Fluorescein angiogram of the right eye shows extensive late hyperfluorescence consistent with staining of the above-mentioned subretinal fibrosis. There is early hyperfluorescence suggestive of window defect corresponding to the angioid streaks in the left eye fundus (Figures 4 ∓ 5).
External Examination of the patient’s head and neck revealed a patch of skin with irregular contour was noted on the back of her neck (Figure 6).
Additionally, genetic testing obtained showed that the patient was both ABCC6 and ENPP1 positive.
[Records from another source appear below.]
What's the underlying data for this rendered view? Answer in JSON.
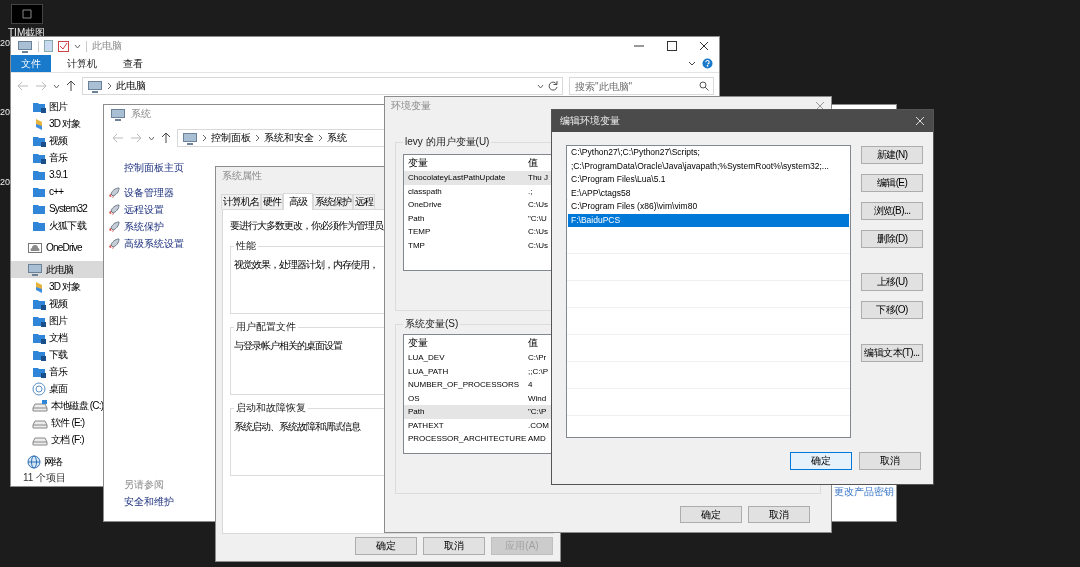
{
  "desktop": {
    "icon_label": "TIM截图",
    "hidden_labels": [
      "20",
      "20",
      "20"
    ]
  },
  "explorer": {
    "title": "此电脑",
    "ribbon_tabs": [
      {
        "label": "文件",
        "selected": true
      },
      {
        "label": "计算机",
        "selected": false
      },
      {
        "label": "查看",
        "selected": false
      }
    ],
    "address": "此电脑",
    "search_placeholder": "搜索\"此电脑\"",
    "quick_access": [
      {
        "label": "图片",
        "kind": "library",
        "selected": false
      },
      {
        "label": "3D 对象",
        "kind": "objects3d",
        "selected": false
      },
      {
        "label": "视频",
        "kind": "library",
        "selected": false
      },
      {
        "label": "音乐",
        "kind": "library",
        "selected": false
      },
      {
        "label": "3.9.1",
        "kind": "folder",
        "selected": false
      },
      {
        "label": "c++",
        "kind": "folder",
        "selected": false
      },
      {
        "label": "System32",
        "kind": "folder",
        "selected": false
      },
      {
        "label": "火狐下载",
        "kind": "folder",
        "selected": false
      }
    ],
    "nav": [
      {
        "label": "OneDrive",
        "kind": "onedrive",
        "selected": false
      },
      {
        "label": "此电脑",
        "kind": "pc",
        "selected": true,
        "children": [
          {
            "label": "3D 对象",
            "kind": "objects3d",
            "selected": false
          },
          {
            "label": "视频",
            "kind": "library",
            "selected": false
          },
          {
            "label": "图片",
            "kind": "library",
            "selected": false
          },
          {
            "label": "文档",
            "kind": "library",
            "selected": false
          },
          {
            "label": "下载",
            "kind": "library",
            "selected": false
          },
          {
            "label": "音乐",
            "kind": "library",
            "selected": false
          },
          {
            "label": "桌面",
            "kind": "desktop",
            "selected": false
          },
          {
            "label": "本地磁盘 (C:)",
            "kind": "system_drive",
            "selected": false
          },
          {
            "label": "软件 (E:)",
            "kind": "drive",
            "selected": false
          },
          {
            "label": "文档 (F:)",
            "kind": "drive",
            "selected": false
          }
        ]
      },
      {
        "label": "网络",
        "kind": "network",
        "selected": false
      }
    ],
    "status": "11 个项目"
  },
  "system": {
    "title": "系统",
    "breadcrumb": [
      "控制面板",
      "系统和安全",
      "系统"
    ],
    "home_link": "控制面板主页",
    "tasks": [
      "设备管理器",
      "远程设置",
      "系统保护",
      "高级系统设置"
    ],
    "see_also_heading": "另请参阅",
    "see_also": [
      "安全和维护"
    ],
    "product_key_link": "更改产品密钥"
  },
  "system_properties": {
    "title": "系统属性",
    "tabs": [
      {
        "label": "计算机名",
        "selected": false
      },
      {
        "label": "硬件",
        "selected": false
      },
      {
        "label": "高级",
        "selected": true
      },
      {
        "label": "系统保护",
        "selected": false
      },
      {
        "label": "远程",
        "selected": false
      }
    ],
    "intro": "要进行大多数更改，你必须作为管理员",
    "groups": [
      {
        "title": "性能",
        "text": "视觉效果，处理器计划，内存使用，"
      },
      {
        "title": "用户配置文件",
        "text": "与登录帐户相关的桌面设置"
      },
      {
        "title": "启动和故障恢复",
        "text": "系统启动、系统故障和调试信息"
      }
    ],
    "buttons": [
      {
        "label": "确定",
        "disabled": false
      },
      {
        "label": "取消",
        "disabled": false
      },
      {
        "label": "应用(A)",
        "disabled": true
      }
    ]
  },
  "env_vars": {
    "title": "环境变量",
    "user_heading": "levy 的用户变量(U)",
    "user_columns": [
      "变量",
      "值"
    ],
    "user_rows": [
      {
        "name": "ChocolateyLastPathUpdate",
        "value": "Thu J",
        "selected": true
      },
      {
        "name": "classpath",
        "value": ".;",
        "selected": false
      },
      {
        "name": "OneDrive",
        "value": "C:\\Us",
        "selected": false
      },
      {
        "name": "Path",
        "value": "\"C:\\U",
        "selected": false
      },
      {
        "name": "TEMP",
        "value": "C:\\Us",
        "selected": false
      },
      {
        "name": "TMP",
        "value": "C:\\Us",
        "selected": false
      }
    ],
    "system_heading": "系统变量(S)",
    "system_columns": [
      "变量",
      "值"
    ],
    "system_rows": [
      {
        "name": "LUA_DEV",
        "value": "C:\\Pr",
        "selected": false
      },
      {
        "name": "LUA_PATH",
        "value": ";;C:\\P",
        "selected": false
      },
      {
        "name": "NUMBER_OF_PROCESSORS",
        "value": "4",
        "selected": false
      },
      {
        "name": "OS",
        "value": "Wind",
        "selected": false
      },
      {
        "name": "Path",
        "value": "\"C:\\P",
        "selected": true
      },
      {
        "name": "PATHEXT",
        "value": ".COM",
        "selected": false
      },
      {
        "name": "PROCESSOR_ARCHITECTURE",
        "value": "AMD",
        "selected": false
      }
    ],
    "buttons": [
      "确定",
      "取消"
    ]
  },
  "edit_dialog": {
    "title": "编辑环境变量",
    "entries": [
      {
        "text": "C:\\Python27\\;C:\\Python27\\Scripts;",
        "selected": false
      },
      {
        "text": ";C:\\ProgramData\\Oracle\\Java\\javapath;%SystemRoot%\\system32;...",
        "selected": false
      },
      {
        "text": "C:\\Program Files\\Lua\\5.1",
        "selected": false
      },
      {
        "text": "E:\\APP\\ctags58",
        "selected": false
      },
      {
        "text": "C:\\Program Files (x86)\\vim\\vim80",
        "selected": false
      },
      {
        "text": "F:\\BaiduPCS",
        "selected": true
      }
    ],
    "button_groups": [
      [
        "新建(N)",
        "编辑(E)",
        "浏览(B)...",
        "删除(D)"
      ],
      [
        "上移(U)",
        "下移(O)"
      ],
      [
        "编辑文本(T)..."
      ]
    ],
    "footer_buttons": [
      {
        "label": "确定",
        "default": true
      },
      {
        "label": "取消",
        "default": false
      }
    ]
  }
}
With the presence of angioid streaks emanating from the bilateral optic discs, along with the characteristic RPE changes in the posterior pole and pathognomonic skin findings on the patient’s neck, the patient’s presentation is highly suggestive of pseudoxanthoma elasticum. The extensive subretinal fibrosis and history of prior anti-VEGF injections is indicative of previous secondary choroidal neovascularization in the right eye.
Pseudoxanthoma elasticum is an inherited disorder, which is associated with accumulation of mineralized and fragmented elastic fibers in the skin, vascular walls, and Bruch’s membrane in the eye. Characteristic lesions of the posterior pole include angioid streaks, peau d’orange fundus, and choroidal neovascularization. Commonly seen skin lesions are ivory-colored papules in a reticular pattern that are most often noted on the neck and large flexor surfaces. People with this condition also frequently exhibit cardiovascular complications.
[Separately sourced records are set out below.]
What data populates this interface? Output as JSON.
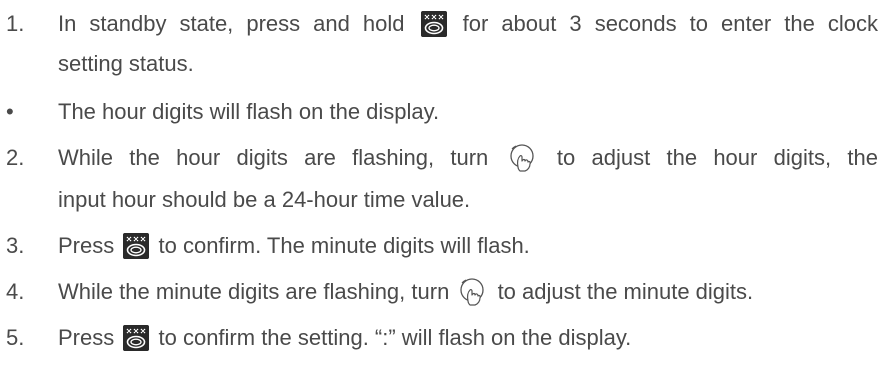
{
  "steps": [
    {
      "marker": "1.",
      "before": "In standby state, press and hold",
      "icon": "clock-button-icon",
      "after": "for about 3 seconds to enter the clock",
      "continuation": "setting status."
    },
    {
      "marker": "•",
      "text": "The hour digits will flash on the display."
    },
    {
      "marker": "2.",
      "before": "While the hour digits are flashing, turn",
      "icon": "rotary-knob-icon",
      "after": "to adjust the hour digits, the",
      "continuation": "input hour should be a 24-hour time value."
    },
    {
      "marker": "3.",
      "before": "Press",
      "icon": "clock-button-icon",
      "after": "to confirm. The minute digits will flash."
    },
    {
      "marker": "4.",
      "before": "While the minute digits are flashing, turn",
      "icon": "rotary-knob-icon",
      "after": "to adjust the minute digits."
    },
    {
      "marker": "5.",
      "before": "Press",
      "icon": "clock-button-icon",
      "after": "to confirm the setting. “:” will flash on the display."
    }
  ]
}
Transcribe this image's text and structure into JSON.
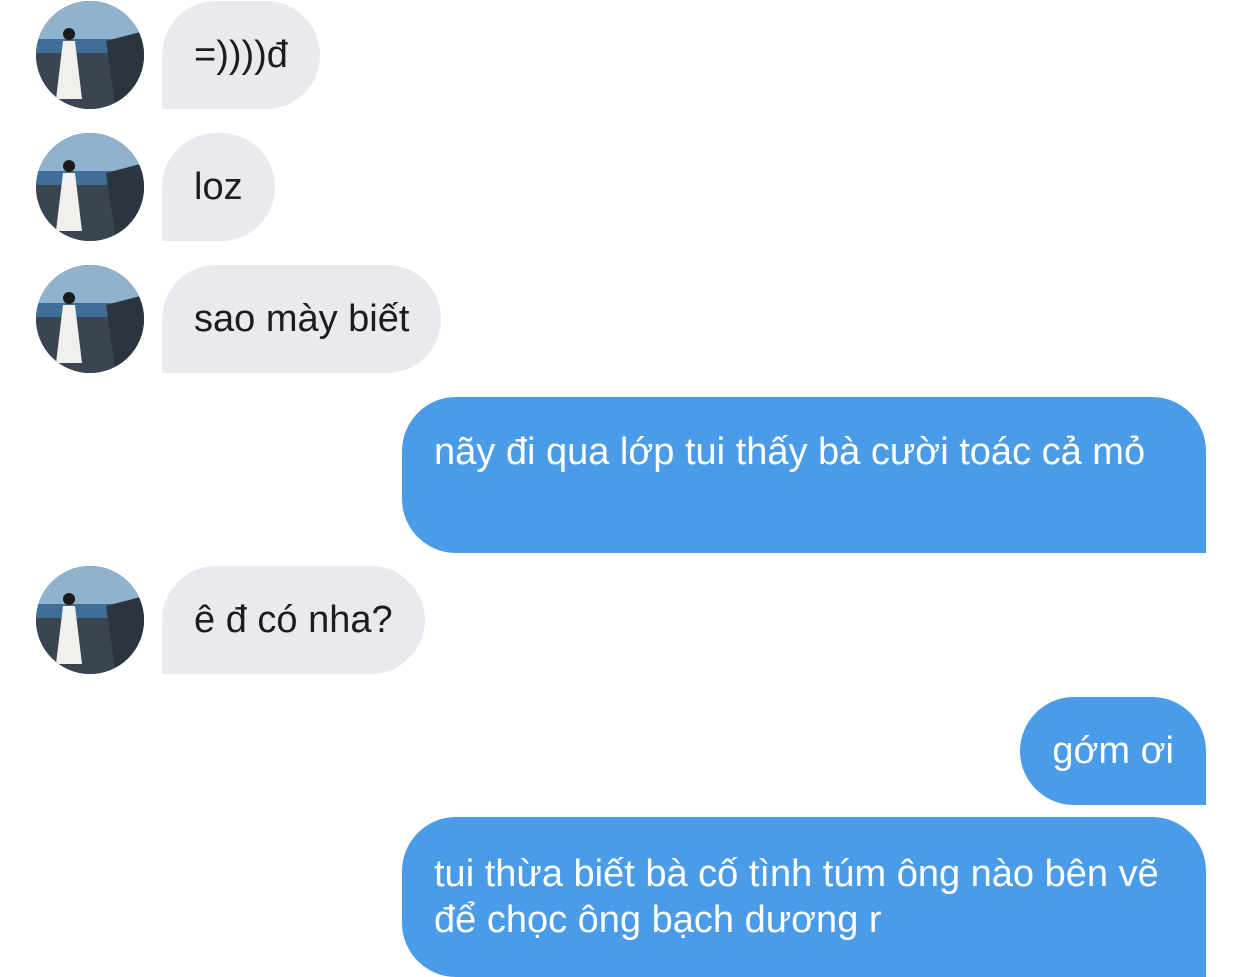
{
  "conversation": {
    "messages": [
      {
        "direction": "incoming",
        "text": "=))))đ"
      },
      {
        "direction": "incoming",
        "text": "loz"
      },
      {
        "direction": "incoming",
        "text": "sao mày biết"
      },
      {
        "direction": "outgoing",
        "text": "nãy đi qua lớp tui thấy bà cười toác cả mỏ"
      },
      {
        "direction": "incoming",
        "text": "ê đ có nha?"
      },
      {
        "direction": "outgoing",
        "text": "gớm ơi"
      },
      {
        "direction": "outgoing",
        "text": "tui thừa biết bà cố tình túm ông nào bên vẽ để chọc ông bạch dương r"
      }
    ]
  },
  "colors": {
    "incoming_bubble": "#e9eaee",
    "outgoing_bubble": "#4a9ce8",
    "incoming_text": "#1c1c1e",
    "outgoing_text": "#ffffff"
  }
}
The disease follows an autosomal recessive inheritance pattern. Recently the ABCC6 gene, which encodes a transmembrane transport protein, was implicated in causing this condition. Mutation of this gene causes an accumulation of extracelluar material
There is no treatment for the underlying condition, but therapies are generally intended to minimize secondary complications of the disease. Angioid streaks, or breaks in the thickened, calcific Bruch’s membrane eventually allow inward growth of fibrovascular tissue and choroidal neovascularization. End-stages of the disease generally include extensive subretinal fibrosis and disciform scarring, leading to profound visual impairment. Early treatment with anti-VEGF targeting CNV is aimed at preventing scarring, and thus significant visual loss.
Finger, R. P., Issa, P. C., Ladewig, M. S., Götting, C., Szliska, C., Scholl, H. P., & Holz, F. G. (2009). Pseudoxanthoma elasticum: genetics, clinical manifestations and therapeutic approaches. Survey of ophthalmology, 54(2), 272-285.